Engineering Recombinant Chimeric Proteins That Deliver Therapies to the Brain

To engineer biotherapeutics that can specifically target glioma, a highly lethal and recurrent type of brain tumor, we created a class of recombinant chimeric proteins containing multiple functional modules, such as a blood-brain barrier (BBB)-penetrating domain and an immune checkpoint blockade (ICB) agent, PD-L1 nanobody, through fusion protein engineering. The recombinant proteins that could prolong circulation time, cross the BBB, target brain tumors, penetrate cell membranes, and release PD-L1 nanobody were demonstrated.

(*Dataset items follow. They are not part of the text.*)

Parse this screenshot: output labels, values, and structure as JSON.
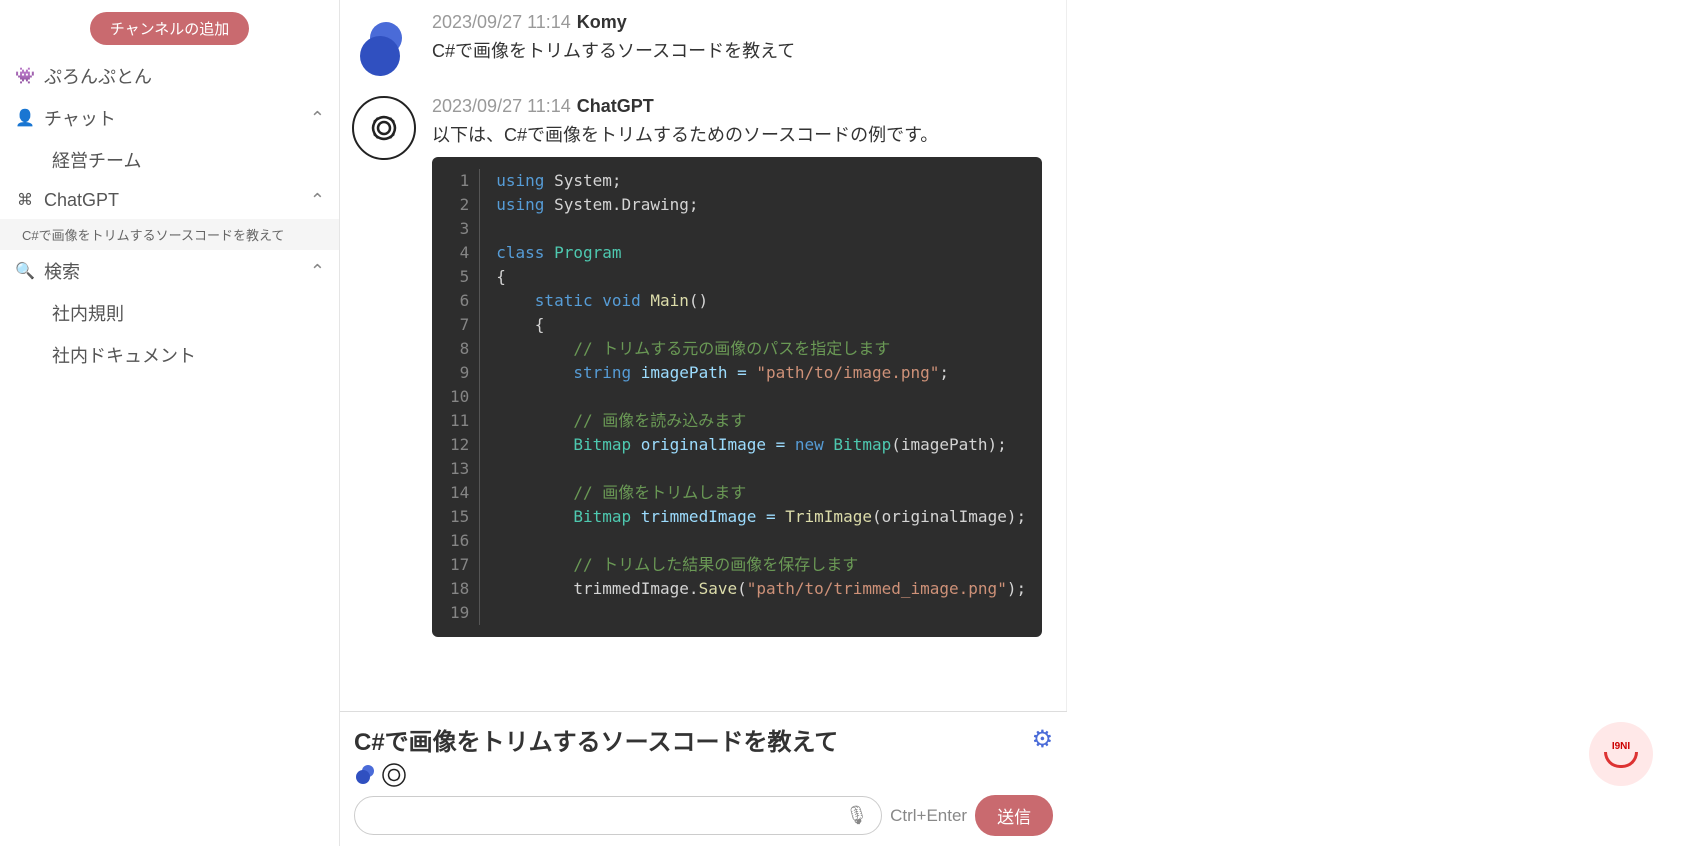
{
  "sidebar": {
    "add_channel": "チャンネルの追加",
    "items": [
      {
        "icon": "👾",
        "label": "ぷろんぷとん"
      },
      {
        "icon": "👤",
        "label": "チャット",
        "chevron": true
      },
      {
        "icon": "",
        "label": "経営チーム",
        "sub": true
      },
      {
        "icon": "⌘",
        "label": "ChatGPT",
        "chevron": true
      },
      {
        "subitem": true,
        "label": "C#で画像をトリムするソースコードを教えて"
      },
      {
        "icon": "🔍",
        "label": "検索",
        "chevron": true
      },
      {
        "icon": "",
        "label": "社内規則",
        "sub": true
      },
      {
        "icon": "",
        "label": "社内ドキュメント",
        "sub": true
      }
    ]
  },
  "messages": [
    {
      "time": "2023/09/27 11:14",
      "author": "Komy",
      "avatar": "user",
      "text": "C#で画像をトリムするソースコードを教えて"
    },
    {
      "time": "2023/09/27 11:14",
      "author": "ChatGPT",
      "avatar": "gpt",
      "text": "以下は、C#で画像をトリムするためのソースコードの例です。",
      "code": {
        "lines": [
          [
            {
              "t": "using ",
              "c": "kw"
            },
            {
              "t": "System;",
              "c": ""
            }
          ],
          [
            {
              "t": "using ",
              "c": "kw"
            },
            {
              "t": "System.Drawing;",
              "c": ""
            }
          ],
          [],
          [
            {
              "t": "class ",
              "c": "kw"
            },
            {
              "t": "Program",
              "c": "type"
            }
          ],
          [
            {
              "t": "{",
              "c": ""
            }
          ],
          [
            {
              "t": "    ",
              "c": ""
            },
            {
              "t": "static void ",
              "c": "kw"
            },
            {
              "t": "Main",
              "c": "fn"
            },
            {
              "t": "()",
              "c": ""
            }
          ],
          [
            {
              "t": "    {",
              "c": ""
            }
          ],
          [
            {
              "t": "        ",
              "c": ""
            },
            {
              "t": "// トリムする元の画像のパスを指定します",
              "c": "comment"
            }
          ],
          [
            {
              "t": "        ",
              "c": ""
            },
            {
              "t": "string ",
              "c": "kw"
            },
            {
              "t": "imagePath = ",
              "c": "var"
            },
            {
              "t": "\"path/to/image.png\"",
              "c": "str"
            },
            {
              "t": ";",
              "c": ""
            }
          ],
          [],
          [
            {
              "t": "        ",
              "c": ""
            },
            {
              "t": "// 画像を読み込みます",
              "c": "comment"
            }
          ],
          [
            {
              "t": "        ",
              "c": ""
            },
            {
              "t": "Bitmap ",
              "c": "type"
            },
            {
              "t": "originalImage = ",
              "c": "var"
            },
            {
              "t": "new ",
              "c": "kw"
            },
            {
              "t": "Bitmap",
              "c": "type"
            },
            {
              "t": "(imagePath);",
              "c": ""
            }
          ],
          [],
          [
            {
              "t": "        ",
              "c": ""
            },
            {
              "t": "// 画像をトリムします",
              "c": "comment"
            }
          ],
          [
            {
              "t": "        ",
              "c": ""
            },
            {
              "t": "Bitmap ",
              "c": "type"
            },
            {
              "t": "trimmedImage = ",
              "c": "var"
            },
            {
              "t": "TrimImage",
              "c": "fn"
            },
            {
              "t": "(originalImage);",
              "c": ""
            }
          ],
          [],
          [
            {
              "t": "        ",
              "c": ""
            },
            {
              "t": "// トリムした結果の画像を保存します",
              "c": "comment"
            }
          ],
          [
            {
              "t": "        trimmedImage.",
              "c": ""
            },
            {
              "t": "Save",
              "c": "fn"
            },
            {
              "t": "(",
              "c": ""
            },
            {
              "t": "\"path/to/trimmed_image.png\"",
              "c": "str"
            },
            {
              "t": ");",
              "c": ""
            }
          ],
          []
        ]
      }
    }
  ],
  "composer": {
    "title": "C#で画像をトリムするソースコードを教えて",
    "input_placeholder": "",
    "shortcut": "Ctrl+Enter",
    "send": "送信"
  },
  "badge_text": "I9NI"
}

Further, by covalently linking doxorubicin (DOX), an inducer of immunogenic cell death (ICD), to the recombinant proteins, we endow the recombinant protein-drug conjugates (RPDCs) with a combining capacity to induce ICD and block immune checkpoints in cancer cells, achieving significant inhibition of glioma growth and prolonging the survival time of orthotopic glioma-bearing mice by enhancing intratumoral dendritic cell maturation and T-cell activation. In addition, the RPDC also improves the intratumoral immune-suppressive microenvironment, reduces excess extracellular matrix, and alleviates tumor hypoxia. Our work not only offers a new opportunity for glioma treatment but also establishes the groundwork for the design of multifunctional and multitargeting protein-based therapeutics.